While we in the USA take our democracy-within-a-republic very much for granted, we should not. It only takes a look across the Atlantic to our allies, trading partners, and friends in Europe to see people who look and act very much like us, but who nevertheless periodically confront much more fundamental questions about what good government is than we do. Here, we argue about marginal tax rates, marginal differences in expansion of government involvement in the health care system, and make noises about our debt but never really do much about it. Many of the social issues we confront and clash about are, in the grand scheme of things, really only so much noise. We aren't confronting basic issues like whether the government should nationalize every industry with 50 or more employers. We don't address questions like whether the military should provide police services. We have a very broad, very deep consensus in favor of our federalized republican form of government. In Europe and elsewhere, these kinds of issues are still in play.
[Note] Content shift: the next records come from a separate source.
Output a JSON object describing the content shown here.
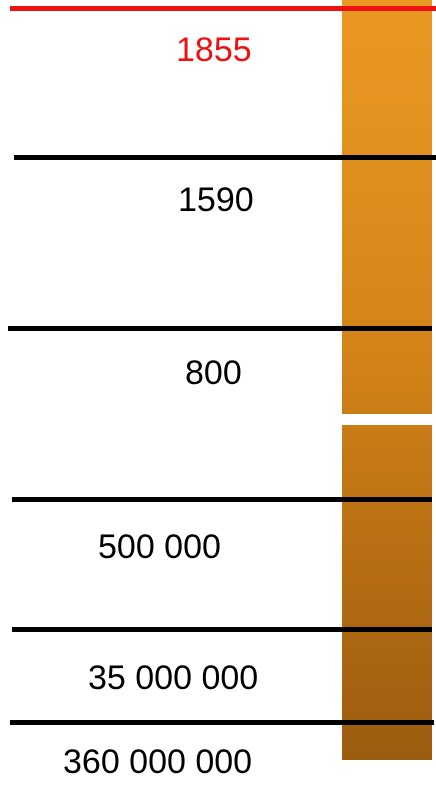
{
  "column": {
    "color_top": "#ea9a22",
    "color_bottom": "#9c5c10"
  },
  "lines": [
    {
      "color": "#ee1111"
    },
    {
      "color": "#000000"
    },
    {
      "color": "#000000"
    },
    {
      "color": "#000000"
    },
    {
      "color": "#000000"
    },
    {
      "color": "#000000"
    }
  ],
  "labels": [
    {
      "text": "1855",
      "color": "#ee1111"
    },
    {
      "text": "1590",
      "color": "#000000"
    },
    {
      "text": "800",
      "color": "#000000"
    },
    {
      "text": "500 000",
      "color": "#000000"
    },
    {
      "text": "35 000 000",
      "color": "#000000"
    },
    {
      "text": "360 000 000",
      "color": "#000000"
    }
  ]
}
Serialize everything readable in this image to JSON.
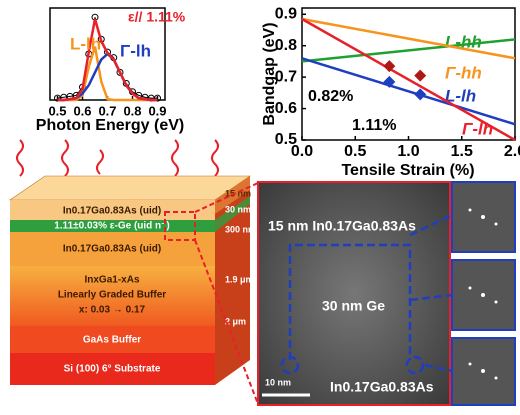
{
  "chart_data": [
    {
      "type": "line",
      "x_label": "Photon Energy (eV)",
      "x": [
        0.5,
        0.525,
        0.55,
        0.575,
        0.6,
        0.625,
        0.65,
        0.675,
        0.7,
        0.725,
        0.75,
        0.775,
        0.8,
        0.825,
        0.85,
        0.875,
        0.9
      ],
      "xlim": [
        0.47,
        0.93
      ],
      "ylim": [
        0,
        1
      ],
      "xticks": [
        0.5,
        0.6,
        0.7,
        0.8,
        0.9
      ],
      "series": [
        {
          "color": "#000000",
          "marker": "circle",
          "values": [
            0.02,
            0.03,
            0.04,
            0.05,
            0.14,
            0.5,
            0.9,
            0.66,
            0.52,
            0.46,
            0.3,
            0.18,
            0.09,
            0.05,
            0.03,
            0.02,
            0.02
          ]
        },
        {
          "color": "#f7941d",
          "values": [
            0,
            0,
            0,
            0,
            0.05,
            0.36,
            0.58,
            0.2,
            0.01,
            0,
            0,
            0,
            0,
            0,
            0,
            0,
            0
          ]
        },
        {
          "color": "#1f3fbf",
          "values": [
            0,
            0,
            0.01,
            0.02,
            0.07,
            0.16,
            0.3,
            0.44,
            0.5,
            0.44,
            0.3,
            0.16,
            0.07,
            0.02,
            0.01,
            0,
            0
          ]
        },
        {
          "color": "#e8202a",
          "values": [
            0,
            0,
            0.01,
            0.02,
            0.12,
            0.52,
            0.88,
            0.64,
            0.51,
            0.44,
            0.3,
            0.16,
            0.07,
            0.02,
            0.01,
            0,
            0
          ]
        }
      ],
      "annotations": [
        {
          "text": "ε// 1.11%",
          "color": "#e8202a"
        },
        {
          "text": "L-lh",
          "color": "#f7941d"
        },
        {
          "text": "Γ-lh",
          "color": "#1f3fbf"
        }
      ]
    },
    {
      "type": "line",
      "x_label": "Tensile Strain (%)",
      "y_label": "Bandgap (eV)",
      "xlim": [
        0,
        2
      ],
      "ylim": [
        0.5,
        0.92
      ],
      "xticks": [
        {
          "value": 0,
          "label": "0.0"
        },
        0.5,
        {
          "value": 1,
          "label": "1.0"
        },
        1.5,
        {
          "value": 2,
          "label": "2.0"
        }
      ],
      "yticks": [
        0.5,
        0.6,
        0.7,
        0.8,
        0.9
      ],
      "series": [
        {
          "name": "L-hh",
          "color": "#1fa02f",
          "x": [
            0,
            2
          ],
          "values": [
            0.75,
            0.82
          ]
        },
        {
          "name": "Γ-hh",
          "color": "#f7941d",
          "x": [
            0,
            2
          ],
          "values": [
            0.885,
            0.76
          ]
        },
        {
          "name": "L-lh",
          "color": "#1f3fbf",
          "x": [
            0,
            2
          ],
          "values": [
            0.76,
            0.55
          ]
        },
        {
          "name": "Γ-lh",
          "color": "#e8202a",
          "x": [
            0,
            2
          ],
          "values": [
            0.885,
            0.5
          ]
        },
        {
          "color": "#b01818",
          "marker": "diamond",
          "line": false,
          "x": [
            0.82,
            1.11
          ],
          "values": [
            0.735,
            0.705
          ]
        },
        {
          "color": "#1f3fbf",
          "marker": "diamond",
          "line": false,
          "x": [
            0.82,
            1.11
          ],
          "values": [
            0.685,
            0.645
          ]
        }
      ],
      "annotations": [
        {
          "text": "0.82%",
          "color": "#000000"
        },
        {
          "text": "1.11%",
          "color": "#000000"
        }
      ]
    }
  ],
  "stack": {
    "layers": [
      "In0.17Ga0.83As (uid)",
      "1.11±0.03% ε-Ge (uid n⁻)",
      "In0.17Ga0.83As (uid)",
      "InxGa1-xAs",
      "Linearly Graded Buffer",
      "x: 0.03 → 0.17",
      "GaAs Buffer",
      "Si (100) 6° Substrate"
    ],
    "thicknesses": [
      "15 nm",
      "30 nm",
      "300 nm",
      "1.9 μm",
      "2 μm"
    ]
  },
  "tem": {
    "top_label": "15 nm In0.17Ga0.83As",
    "middle_label": "30 nm Ge",
    "bottom_label": "In0.17Ga0.83As",
    "scale_bar": "10 nm"
  }
}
I was reminded of this after reading a Portuguese blogbuddy celebrate the centennial of the proclamation of the Republic of Portugal today. One hundred years ago today, the purportedly constitutional monarchy fell and democratic rule became the government of Portugal. I say "purportedly" because an earlier King had imposed what was effectively a dictatorship within the framework of that Constitutional scheme, which resulted in his assassination. The Portuguese have the good taste to not celebrate the anniversary of the assassination but rather of the subsequent proclamation of a republican form of government as the worthwhile date to commemorate.* Now, because the author of this blog is a lawyer, he celebrated the holiday with a question -- was it worth it?
In response to the post, I took the time to educate myself about the events of the last century in his nation -- this is the sort of thing I think Wikipedia is good for -- and found an erratic history, one of republican government displacing monarchy, then collapsing into a quasi-fascism, then being usurped by military governments, and only within my lifetime returning to a parliamentary democracy in line with the bulk of Europe. Looking at Portugal's economic history, it appears that its degree of economic prosperity has roughly coincided with the degree of freedom afforded its people during the last century. The Portuguese were always industrialized and compared with global nations never impoverished, but they've done much better for themselves under republican forms of government than the authoritarian alternatives that were tried. This hardly strikes me as a coincidence but I'm prejudiced in that regard.
On my counterpart's blog, I argued (with the aid of a translation tool since I have no Portuguese myself) that in broad terms, a form of government founded upon the rule of law will necessarily trend towards a republican form of government and away from an authoritarian model. I also argued that a government founded upon popular rule will eventually reach a republican level (which I did not define there as meaning "representative democracy" but that's what I meant) because anarcho-capitalism and direct democracy are simply too inefficient to provide for effective government and therefore even autonomous individuals who find themselves in such an environment will eventually come around to the idea that they need a government with teeth. I'm borrowing heavily from both Nozick and Rawls here, but that brings me to my question for the morning, one which all you political theory junkies out there will enjoy. And I mean both of you.
My premise asks that you assume a large body of self-governing people who are dedicated to the idea of the rule of law. Is it inevitable that such people will choose a form of government that incorporates a substantial amount of representative democracy? Or could they rationally, and consistent with their dedication to the rule of law, adopt an authoritarian form of government? I know that democratic means have resulted in fascist military governments in multiple places during the 20th century (Portugal among them), so what lesson can we take from that -- did those elections represent a real choice by the voters or was there some sort of departure from the peoples' commitment to the rule of law?
It might also be the case that we do not have enough data points in history to plot a curve here -- meaningful self-government is a relatively new phenomenon in human history, after all.
Ultimately, it seems to me not, although I wonder if I must resort to special pleading when considering the cases of Germany and Italy in the 1930's, or if those can be written off as extreme points in the inevitable cycle of right-versus-left power shifts that will take place within a democratic system in response to fluctuating internal economic and external diplomatic conditions. I certainly hope that the rule of law leads to meaningful self-government, and I can't think of a way it wouldn't (eventually), but I've not poured enough brainpower into the issue to be satisfied that this is necessarily the case -- and the example of the rise of fascism in the 20th century suggests to me that I might be wrong.
* Touchingly, it looks to me like the most significant national holiday of Portugal celebrates the nation's greatest poet, Luís Vaz de Camões. Nothing like that here -- July 4 is a fine day to celebrate for our political history, but we have no holidays dedicated to the arts and our Portuguese friends have set an example that we ought to consider following.